'Our' community shouldn't be cut off from health care and groceries

The Goondiwindi community doesn't stop at the border.

It's a simple message but a vital one which has been sent to the Queensland Premier by the Goondiwindi Regional Council.

"What about our community members in NSW?" asks Acting Goondiwindi Regional Mayor, Cr Rob Mackenzie.

"What about our community members in NSW?" asks Acting Goondiwindi Regional Mayor, Cr Rob Mackenzie.

The GRC has urged the State Government to consider residents on the New South Wales side of the border who have been cut off from health care, groceries and other essential services by the "border bubble".

Acting GRC Mayor, Cr Rob Mackenzie has written to Queensland's Chief Health Officer Dr Jeannette Young to request the addition of the North Star, Croppa Creek and Yallaroi communities to the "border zone" that is permitted to cross the Queensland border.

"We are asking for recognition that the Goondiwindi region is a border community - and that community extends into northern NSW," Cr Mackenzie said.

"The hard border closure is excluding parts of our broader community from essential services and threatening the interstate connections that border communities are built upon. For many of these residents it can mean an extra 50km drive to access core services like healthcare, groceries and childcare that they would usually access in Goondiwindi."

While schoolchildren have been granted permission to cross the border to attend school, teachers have not been given an exemption and some schools have been left to operate without their teachers.

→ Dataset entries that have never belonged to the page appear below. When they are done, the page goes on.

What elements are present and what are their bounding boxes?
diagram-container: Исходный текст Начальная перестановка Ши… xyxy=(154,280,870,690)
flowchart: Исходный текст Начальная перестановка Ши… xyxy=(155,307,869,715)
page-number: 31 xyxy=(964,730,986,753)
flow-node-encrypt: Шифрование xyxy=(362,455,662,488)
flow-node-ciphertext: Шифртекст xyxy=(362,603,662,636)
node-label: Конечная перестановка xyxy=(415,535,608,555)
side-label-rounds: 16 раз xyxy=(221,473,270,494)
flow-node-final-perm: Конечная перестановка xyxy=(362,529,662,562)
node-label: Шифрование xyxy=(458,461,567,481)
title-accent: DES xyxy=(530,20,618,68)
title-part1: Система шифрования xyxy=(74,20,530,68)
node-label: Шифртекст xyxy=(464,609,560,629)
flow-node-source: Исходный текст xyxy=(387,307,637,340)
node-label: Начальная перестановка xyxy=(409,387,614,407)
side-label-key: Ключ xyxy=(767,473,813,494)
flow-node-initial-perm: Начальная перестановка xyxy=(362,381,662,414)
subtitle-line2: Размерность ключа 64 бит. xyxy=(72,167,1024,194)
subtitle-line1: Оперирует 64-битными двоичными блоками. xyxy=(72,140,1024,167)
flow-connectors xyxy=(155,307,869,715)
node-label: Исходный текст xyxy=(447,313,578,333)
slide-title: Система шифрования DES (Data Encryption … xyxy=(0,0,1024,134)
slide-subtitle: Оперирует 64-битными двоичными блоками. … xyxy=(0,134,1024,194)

In his letter to Dr Young, Cr Mackenzie also highlighted the compounding effect of these restrictions on a region that has been drought-declared since 2014. He is advocating on behalf of landholders and rural service providers in the Goondiwindi region who are now unable to deliver services to their clients in the excluded NSW communities.

"We fully understand the need to keep people safe, however, we cannot have the situation we have now where some teachers cannot get to school to teach our children, and businesses already hit hard by six years of drought have now had their client base cut off.

"There has to be a more practical and common sense solution that respects the way border communities actually operate, whether it be extending the bubble to include whole Local Government Areas, adding more postcodes, or extending the exemption criteria for all genuine border residents" Cr Mackenzie said.

There have been no reported cases of COVID-19 in the Goondiwindi region or in the wider community on either side of the border.

Cr Mackenzie has added his support to the Goondiwindi Chamber of Commerce's recent plea to the Queensland Premier to consider both the short and long-term impacts of the current zone to Queensland businesses, and has also expressed his sympathy to similarly-affected border communities such as Tulloona in NSW and Thallon in Queensland.